И в этом, и в последующих процессах этого рода выдающуюся роль играл по своей придирчивости и совершенно не судейской односторонности сенатор Николай Оттович Тизенгаузен138. Он принадлежал к тем правоведам, которые, будучи возмущены самодурными выходками графа Панина, уходили в другие ведомства и, преимущественно в начале нового царствования, в либеральное морское министерство. Там пробыл он до самой судебной реформы и был, как говорили, сотрудником «Колокола» («Колокол» – нелегальный журнал, издававшийся Герценом и Огаревым за границей с 1857 по 1868 год.) в его лучшие годы. Как бы то ни было, в правоведческом кружке он слыл за «красного». Но этот «красный» ввиду красного сенаторского мундира радикально переменил окраску. В 1877 году по рукам в Петербурге ходили «подписи к портретам современников» Боровиковского. К портрету Тизенгаузена относились следующие, к сожалению, справедливые строки:
Он был горячим либералом…
Когда бы, назад пятнадцать лет,
Он чудом мог полюбоваться
На свой теперешний портрет?!
Он даже в спор с ним не вступил бы,
Сказал бы крепкое словцо
И с величайшим бы презреньем
Он плюнул сам себе в лицо.
Обвинителями в этих двух процессах выступали Поскочин и Жуков. В сущности, они вели себя порядочно, особливо в сравнении с тем, что пришлось впоследствии слышать с прокурорской трибуны. Поскочина, впрочем, обвиняли в каких-то инквизиторских приемах при дознании и даже сочинили по этому поводу целую скабрезную историю, мало правдоподобную и имевшую характер злобной клеветы. Относительно же Жукова случилось следующее довольно комическое совпадение. Он был запутан в долгах по горло. Для того чтобы спасти его имение от окончательной гибели, над ним была учреждена по высочайшему повелению опека, и указ о ней был напечатан в «Правительственном вестнике» в день начатия процесса «50-ти», так что некоторые из защитников, шутя, готовились протестовать против требований прокурора, если ввиду суда не будет на них согласия его опекунов. Во всяком случае было странно видеть обвинителем увлекающейся к увлеченной молодежи зрелого человека, не имеющего вследствие своего легкомыслия даже правоспособности к управлению собственными имущественными делами.

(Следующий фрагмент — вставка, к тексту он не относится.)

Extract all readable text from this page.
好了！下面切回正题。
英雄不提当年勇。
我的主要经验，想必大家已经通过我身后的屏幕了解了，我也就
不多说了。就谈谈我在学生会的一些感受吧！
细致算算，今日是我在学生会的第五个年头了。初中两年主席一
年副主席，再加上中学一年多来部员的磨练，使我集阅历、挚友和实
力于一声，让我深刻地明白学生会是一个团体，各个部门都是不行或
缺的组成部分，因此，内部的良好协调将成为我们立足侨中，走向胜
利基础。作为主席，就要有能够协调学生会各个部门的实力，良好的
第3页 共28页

Судьи особого присутствия для этих дел назначались ad hoc (Для данного случая.) из наиболее «преданных» сенаторов. То же делалось и по отношению к сословным представителям. На месте городского головы, когда-то занятого в этих процессах, Погребова, вполне подтверждавшего слова Достоевского, что «на Руси люди пьяные – всегда и люди добрые, и добрые люди – всегда люди пьяные», прочно утвердилась темная личность одесского Новосельского, который тем горячее писал и проповедовал в петербургских гостиных (куда являлся вечно в вицмундире со звездою) о своей готовности «искоренять и карать», чем громче раздавались в местной одесской печати толки о неблаговидных сделках одесского городского головы с английскими предпринимателями городского водопровода… В качестве губернского предводителя приглашался сначала нижегородский предводитель С. С. Зыбин. Сын богатых родителей, он в 1861 году, во время студенческих волнений в Петербурге, весьма либеральничал, ходил умышленно в грязном и разорванном платье, кипел негодованием при виде карет с красными придворными лакеями и подарил мне, как товарищу по университету, свою карточку, изображавшую его в рубахе, грешневике и высоких сапогах, со штофом и огурцом в руках… После закрытия университета он удалился в деревню, а в 1876 году камергер Зыбин являлся к министру юстиции заявлять, что «если нужно», то он готов послужить отечеству в составе особого присутствия по политическим делам. Его услугами воспользовался Пален в течение целого года, но неосмотрительность канцелярии лишила его этого добровольца благонадежности. Летом 1877 года Зыбину было вновь послано приглашение принять участие в политическом процессе, но по ошибке на конверте он, особа IV класса «зауряд», был назван лишь высокородием; это его так оскорбило, что он возвратил приглашение «как не к нему относящееся» и написал обиженное письмо к Палену. Тот нашел, что Зыбин «est trop difficile», (Слишком тяжел, требователен.) и с тех пор в этих процессах стали появляться черниговский предводитель Неплюев и старая, но «твердая в вере» развалина – тверской князь Борис Мещерский.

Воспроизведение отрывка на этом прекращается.